(449d) Inverse Design of Nanoporous Adsorbents for Gas Separation Applications

Authors: 
Iyer, S. S., Dow Inc.
Bajaj, I., Texas A&M University
Hasan, M. M. F., Artie McFerrin Department of Chemical Engineering, Texas A&M University
Significant research efforts have been undertaken for in silico screening of nano-porous materials in applications such as methane storage, carbon capture1-2. Both theoretical insights and data-driven approaches have been used to develop structure property relationships for properties such as gas storage, selectivity, heat of adsorption3-6. Balancing multiple material property tradeoffs is important for both commercial and novel applications. Optimizing a completely algebraic formulation of a process can provide optimal material property targets. While these may not correspond directly to an existing material, possible structures can be predicted inversely by exploiting similarity7 between structures and properties of adsorbent materials.

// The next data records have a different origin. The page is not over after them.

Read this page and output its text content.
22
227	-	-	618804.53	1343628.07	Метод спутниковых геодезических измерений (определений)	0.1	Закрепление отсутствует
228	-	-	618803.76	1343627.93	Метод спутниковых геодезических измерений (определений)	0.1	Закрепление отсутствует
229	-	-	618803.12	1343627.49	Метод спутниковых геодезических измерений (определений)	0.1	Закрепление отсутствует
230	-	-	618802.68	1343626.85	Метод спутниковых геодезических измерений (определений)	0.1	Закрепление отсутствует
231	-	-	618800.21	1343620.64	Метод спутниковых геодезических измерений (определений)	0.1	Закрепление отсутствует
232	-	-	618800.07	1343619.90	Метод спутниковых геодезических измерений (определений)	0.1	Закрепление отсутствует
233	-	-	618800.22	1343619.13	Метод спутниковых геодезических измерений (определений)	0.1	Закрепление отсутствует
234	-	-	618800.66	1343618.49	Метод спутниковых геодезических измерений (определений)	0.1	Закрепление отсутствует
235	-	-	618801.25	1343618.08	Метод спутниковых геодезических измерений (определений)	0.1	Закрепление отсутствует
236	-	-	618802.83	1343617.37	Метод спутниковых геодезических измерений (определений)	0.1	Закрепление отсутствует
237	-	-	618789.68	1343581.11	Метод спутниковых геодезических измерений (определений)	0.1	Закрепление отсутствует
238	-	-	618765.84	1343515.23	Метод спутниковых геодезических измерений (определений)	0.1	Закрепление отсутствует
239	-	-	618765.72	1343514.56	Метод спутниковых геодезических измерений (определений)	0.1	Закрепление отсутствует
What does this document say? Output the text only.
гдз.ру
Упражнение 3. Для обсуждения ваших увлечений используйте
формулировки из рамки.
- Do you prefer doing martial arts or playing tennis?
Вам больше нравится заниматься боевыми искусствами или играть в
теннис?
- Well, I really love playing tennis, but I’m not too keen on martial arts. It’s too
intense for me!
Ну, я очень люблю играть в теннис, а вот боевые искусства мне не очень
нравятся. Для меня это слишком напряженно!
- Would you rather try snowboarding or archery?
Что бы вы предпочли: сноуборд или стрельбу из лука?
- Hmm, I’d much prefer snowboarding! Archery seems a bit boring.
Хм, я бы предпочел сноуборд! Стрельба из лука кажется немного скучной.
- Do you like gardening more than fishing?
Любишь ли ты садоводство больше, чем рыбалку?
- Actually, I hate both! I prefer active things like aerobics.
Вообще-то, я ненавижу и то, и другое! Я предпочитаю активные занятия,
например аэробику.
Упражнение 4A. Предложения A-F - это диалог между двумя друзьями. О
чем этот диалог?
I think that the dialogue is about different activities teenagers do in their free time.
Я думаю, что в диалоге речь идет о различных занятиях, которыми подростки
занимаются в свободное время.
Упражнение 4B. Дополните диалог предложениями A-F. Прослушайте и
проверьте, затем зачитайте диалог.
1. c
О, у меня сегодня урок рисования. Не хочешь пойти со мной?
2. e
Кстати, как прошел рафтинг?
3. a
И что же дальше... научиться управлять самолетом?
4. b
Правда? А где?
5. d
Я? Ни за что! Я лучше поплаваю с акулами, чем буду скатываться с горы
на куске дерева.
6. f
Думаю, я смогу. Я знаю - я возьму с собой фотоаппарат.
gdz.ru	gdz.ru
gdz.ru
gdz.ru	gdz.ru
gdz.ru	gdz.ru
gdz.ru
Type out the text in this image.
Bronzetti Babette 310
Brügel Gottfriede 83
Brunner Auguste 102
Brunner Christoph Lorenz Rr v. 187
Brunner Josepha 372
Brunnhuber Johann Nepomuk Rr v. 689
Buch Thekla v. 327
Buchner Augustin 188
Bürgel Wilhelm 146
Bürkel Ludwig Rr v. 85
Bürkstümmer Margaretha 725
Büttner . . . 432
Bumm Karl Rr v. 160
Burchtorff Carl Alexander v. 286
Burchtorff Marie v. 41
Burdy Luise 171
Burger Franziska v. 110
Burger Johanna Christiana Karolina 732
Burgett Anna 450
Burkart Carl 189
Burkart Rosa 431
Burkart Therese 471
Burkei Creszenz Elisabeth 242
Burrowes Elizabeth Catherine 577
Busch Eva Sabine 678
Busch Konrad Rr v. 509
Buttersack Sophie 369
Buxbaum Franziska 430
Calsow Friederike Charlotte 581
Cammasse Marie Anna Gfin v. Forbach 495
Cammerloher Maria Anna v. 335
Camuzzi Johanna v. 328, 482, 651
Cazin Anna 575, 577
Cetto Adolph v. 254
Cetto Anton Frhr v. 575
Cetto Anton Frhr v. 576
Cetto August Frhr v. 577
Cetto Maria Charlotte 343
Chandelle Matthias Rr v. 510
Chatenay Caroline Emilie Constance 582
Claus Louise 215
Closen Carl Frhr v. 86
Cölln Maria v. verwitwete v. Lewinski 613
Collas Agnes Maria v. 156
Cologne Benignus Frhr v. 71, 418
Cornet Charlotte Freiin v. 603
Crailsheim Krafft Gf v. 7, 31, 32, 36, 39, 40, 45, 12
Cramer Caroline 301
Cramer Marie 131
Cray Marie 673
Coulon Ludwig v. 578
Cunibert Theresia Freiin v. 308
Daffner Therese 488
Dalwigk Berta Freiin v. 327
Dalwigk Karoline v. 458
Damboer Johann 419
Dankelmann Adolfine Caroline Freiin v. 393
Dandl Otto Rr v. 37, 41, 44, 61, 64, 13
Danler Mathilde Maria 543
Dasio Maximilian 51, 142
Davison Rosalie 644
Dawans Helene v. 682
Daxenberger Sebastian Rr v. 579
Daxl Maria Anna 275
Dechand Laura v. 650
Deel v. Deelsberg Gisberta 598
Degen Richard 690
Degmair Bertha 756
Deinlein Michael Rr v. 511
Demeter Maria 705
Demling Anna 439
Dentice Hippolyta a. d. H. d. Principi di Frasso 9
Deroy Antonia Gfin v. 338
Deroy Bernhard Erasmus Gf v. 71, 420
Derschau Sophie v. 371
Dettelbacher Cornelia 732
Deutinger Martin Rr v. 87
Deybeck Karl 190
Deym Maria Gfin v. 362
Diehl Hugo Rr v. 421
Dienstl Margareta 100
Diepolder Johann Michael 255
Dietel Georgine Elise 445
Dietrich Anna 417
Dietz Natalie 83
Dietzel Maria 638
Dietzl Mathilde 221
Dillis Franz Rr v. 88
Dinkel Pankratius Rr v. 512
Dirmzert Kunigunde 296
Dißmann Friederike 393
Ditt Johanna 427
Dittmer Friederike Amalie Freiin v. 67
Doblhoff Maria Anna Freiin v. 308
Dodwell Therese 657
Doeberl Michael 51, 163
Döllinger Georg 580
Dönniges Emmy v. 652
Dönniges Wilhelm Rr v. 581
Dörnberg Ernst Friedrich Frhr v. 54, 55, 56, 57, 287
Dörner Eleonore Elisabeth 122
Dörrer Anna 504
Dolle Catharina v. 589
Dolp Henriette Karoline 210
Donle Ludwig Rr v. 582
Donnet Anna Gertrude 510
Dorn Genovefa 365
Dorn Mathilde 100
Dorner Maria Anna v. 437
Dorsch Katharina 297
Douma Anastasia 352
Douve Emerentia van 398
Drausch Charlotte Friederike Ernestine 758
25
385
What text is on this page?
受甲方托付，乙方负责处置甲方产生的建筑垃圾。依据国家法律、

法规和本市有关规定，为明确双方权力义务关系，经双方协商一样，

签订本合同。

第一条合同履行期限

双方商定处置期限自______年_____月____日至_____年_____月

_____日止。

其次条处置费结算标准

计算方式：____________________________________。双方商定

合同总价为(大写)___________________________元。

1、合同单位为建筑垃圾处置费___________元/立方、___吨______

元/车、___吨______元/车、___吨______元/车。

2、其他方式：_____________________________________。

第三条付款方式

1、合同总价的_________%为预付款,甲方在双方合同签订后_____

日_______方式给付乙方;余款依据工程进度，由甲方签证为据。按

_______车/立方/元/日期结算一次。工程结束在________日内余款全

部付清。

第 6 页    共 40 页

In this work, the optimal adsorbent properties (e.g. adsorption isotherms, heat of adsorption etc.) are determined by optimizing a completely discretized non-linear programming modelof a pressure swing adsorption process for a desired objective such as cost or productivity subject to process constraints such as purity and recovery. The bounds on the material properties are set based on the isotherm data obtained from Grand Canonical Monte Carlo (GCMC) simulations of structures in the IZA-SC database. This approach is advantageous as all the material alternatives do not have to be individually considered. Moreover, the optimal material properties can be recalculated for changes in process and feed conditions with relative ease. For the reverse estimation of structural properties, a surrogate model based approach8 is employed. It relates the differences in structural properties such as channel diameter, pore size, accessible surface area and volume between pairs of pure silica zeolites to the difference in their adsorption properties. Based on this, the appropriate structural features corresponding to the target material properties are then obtained. The salient feature of this approach is to design materials for optimal operation of processes such as CO2 capture, methane storage.

References:

(1) Colon, Y. J.; Snurr, R. Q. High-Throughput Computational Screening of Metal-Organic Frameworks. Chem. Soc. Rev., 2014, 43 (16), 5735–5749.

(2) Lin, L.-C.; Berger, A. H.; Martin, R. L.; Kim, J.; Swisher, J. A.; Jariwala, K.; Rycroft, C. H.; Bhown, A. S.; Deem, M. W.; Haranczyk, M. and Smit, B. In silico Screening of Carbon-Capture Materials. Nat. Mater., 2012, 11 (7), 633–641.

(3) Wilmer, C. E.; Farha, O. K.; Bae, Y-S.; Hupp, J. T. and Snurr, R. Q.; Structure–property Relationships of Porous Materials for Carbon Dioxide Separation and Capture, Energy Environ. Sci., 2012, 5, 9849-9856.

(4) Garcia, E. J.; Perez-Pellitero, J.; Jallut, C. and Pirngruber, G. D. How to Optimize the Electrostatic interaction between a Solid Adsorbent and CO2. J. Phys. Chem. C, 2014, 118, 9458-9467.

(5) Bai, P.; Jeon, M. Y.; Ren, L.; Knight, C.; Deem, M. W.; Tsapatsis, M. and Siepmann, J. I. Discovery of Optimal Zeolites for Challenging Separations and Chemical Transformations using Predictive Materials Modeling. Nat. Commun., 2015, 6, 5912.

(6) Fernandez, M.; Boyd, P.G.; Daff, T. D.; Aghaji, M. Z. and Woo, T. K. Rapid and Accurate Machine Learning Recognition of High Performing Metal-Organic Frameworks for CO2 Capture. J. Phys. Chem. Lett. 2014, 5, 3056-3060.

(7) Martin, R. L.; Willems, T. F.; Lin, L.-C.; Kim, J.; Swisher, J. A.; Smit, B.; Haranczyk, M. Similarity-Driven Discovery of Zeolite Materials for Adsorption-Based Separations. ChemPhysChem, 2012, 13, 3595–3597.

(8) Bajaj, I.; Iyer, S. S. and Hasan, M. M. F. A Trust Region-based Two Phase Algorithm for Constrained Black-box and Grey-box Optimization with Infeasible Initial Point. Comput. Chem. Eng., 2017, doi: 10.1016/j.compchemeng.2017.12.011.